DrugGPT: new AI tool could help doctors prescribe medicine in England

Updated

Drugs are a cornerstone of medicine, but sometimes doctors make mistakes when prescribing them and patients don’t take them properly.

A new AI tool developed at Oxford University aims to tackle both those problems. DrugGPT offers a safety net for clinicians when they prescribe medicines and gives them information that may help their patients better understand why and how to take them.

Doctors and other healthcare professionals who prescribe medicines will be able to get an instant second opinion by entering a patient’s conditions into the chatbot. Prototype versions respond with a list of recommended drugs and flag up possible adverse effects and drug-drug interactions.

“One of the great things is that it then explains why,” said Prof David Clifton, whose team at Oxford’s AI for Healthcare lab led the project.

“It will show you the guidance – the research, flowcharts and references – and why it recommends this particular drug.”

Some doctors already use mainstream generative AI chatbots such as ChatGPT and Google’s Gemini (formerly Bard) to check their diagnoses and write up medical notes or letters. International medical associations have previously advised clinicians not to use those tools, partly because of the risk that the chatbot will give false information, or what technologists refer to as hallucinations.

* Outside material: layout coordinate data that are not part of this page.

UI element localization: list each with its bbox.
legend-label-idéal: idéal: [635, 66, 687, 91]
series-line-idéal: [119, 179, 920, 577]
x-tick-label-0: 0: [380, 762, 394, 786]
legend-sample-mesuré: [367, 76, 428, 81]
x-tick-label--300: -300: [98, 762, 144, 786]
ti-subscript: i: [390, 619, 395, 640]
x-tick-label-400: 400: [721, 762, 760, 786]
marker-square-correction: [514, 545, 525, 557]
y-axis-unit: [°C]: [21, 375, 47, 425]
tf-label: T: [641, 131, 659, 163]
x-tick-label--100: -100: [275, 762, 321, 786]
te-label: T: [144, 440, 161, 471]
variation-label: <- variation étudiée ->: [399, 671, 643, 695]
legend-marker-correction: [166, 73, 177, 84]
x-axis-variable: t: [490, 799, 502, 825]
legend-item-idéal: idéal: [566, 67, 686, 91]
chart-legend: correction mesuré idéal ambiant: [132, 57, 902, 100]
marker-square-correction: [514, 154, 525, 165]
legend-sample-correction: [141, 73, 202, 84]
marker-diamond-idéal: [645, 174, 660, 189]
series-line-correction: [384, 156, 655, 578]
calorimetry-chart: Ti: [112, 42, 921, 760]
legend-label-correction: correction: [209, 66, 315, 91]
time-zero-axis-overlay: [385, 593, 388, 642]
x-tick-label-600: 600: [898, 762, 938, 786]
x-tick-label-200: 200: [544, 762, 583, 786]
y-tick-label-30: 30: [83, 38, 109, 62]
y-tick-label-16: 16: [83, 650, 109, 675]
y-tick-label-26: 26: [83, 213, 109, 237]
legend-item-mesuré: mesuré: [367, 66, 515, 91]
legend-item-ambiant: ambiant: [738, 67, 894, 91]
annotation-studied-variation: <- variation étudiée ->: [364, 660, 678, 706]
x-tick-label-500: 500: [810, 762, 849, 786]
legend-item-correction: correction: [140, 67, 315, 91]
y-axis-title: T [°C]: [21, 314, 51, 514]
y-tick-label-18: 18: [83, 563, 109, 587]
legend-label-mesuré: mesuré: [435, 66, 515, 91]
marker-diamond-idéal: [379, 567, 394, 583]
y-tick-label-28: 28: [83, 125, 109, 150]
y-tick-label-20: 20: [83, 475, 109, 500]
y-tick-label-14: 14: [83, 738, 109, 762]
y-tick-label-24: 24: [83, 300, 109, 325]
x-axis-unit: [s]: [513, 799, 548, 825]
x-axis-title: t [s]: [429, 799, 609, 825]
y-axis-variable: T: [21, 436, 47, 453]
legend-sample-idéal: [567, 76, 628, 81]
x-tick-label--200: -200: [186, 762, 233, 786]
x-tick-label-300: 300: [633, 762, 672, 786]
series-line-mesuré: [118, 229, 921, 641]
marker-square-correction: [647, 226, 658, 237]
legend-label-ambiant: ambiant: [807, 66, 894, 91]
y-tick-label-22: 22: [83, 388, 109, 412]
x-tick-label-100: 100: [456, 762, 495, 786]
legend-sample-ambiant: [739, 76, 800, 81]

Related: From smart stethoscopes to predicting bed demand: how AI can support healthcare

But Clifton and his colleagues say, in a preprint about DrugGPT’s effectiveness, that it “achieves performances competitive with human experts” in US medical licence exams.

“Imagine if you’re a GP: you’re trying to stay on top of a bazillion different bits of medical guidance which are being updated every year. It’s tough,” said Clifton, who is also a research professor at the National Institute for Health and Care Research (NIHR), which has supported the project.

“But it’s important not to take the human out of the loop. You don’t want the problem of ‘computer says no’. It’s always got to be advice to a human like a co-pilot. It’s a safety net: here’s a recommendation to compare your recommendation against.”

Other research published by the British Medical Journal estimates that about 237m medication errors are made every year in England, costing about £98m and more than 1,700 lives. Only about 2% of errors could potentially result in serious harm, the research said, with GPs making the fewest errors and prescribers in care homes making the most.

Patients also make mistakes with medicines. “Nonadherence”, where patients fail to take ­medication according to a doctor’s instructions, wastes about £300m for NHS England a year, acc­ording to the Pharmaceutical Journal.

General practices already use technology such as ScriptSwitch, which checks medication options and lets prescribers choose cheaper options.

Dr Lucy Mackillop, a consultant obstetric physician at Oxford University Hospitals NHS Foundation Trust who has advised Clifton’s team, said the potential advantage of DrugGPT was that it would give busy doctors more information about the drugs they were prescribing.

“If you discuss it with the patient, they are more likely to understand and be compliant with medication, and the medication is therefore more likely overall to work and do the job it’s meant to do,” she said.

Dr Michael Mulholland, vice-chair of the Royal College of GPs, said that in the vast majority of cases, prescriptions were made correctly.

But “doctors are only human and errors can happen, particularly when doctors are working under intense workload and workforce pressures, as GPs and our teams currently are. This is particularly the case with patients who take lots of medications at once, as there will be many different ways the medications may interact with each other.

“We are always open to introducing more sophisticated safety measures that will support us to minimise human error – we just need to ensure that any new tools and systems are robust and that their use is piloted before wider rollout to avoid any unforeseen and unintended consequences.

“Ultimately, the most effective long-lasting solution to delivering safe patient care is to ensure that general practice is adequately funded and staffed with enough GPs and other healthcare professionals working at safe levels.”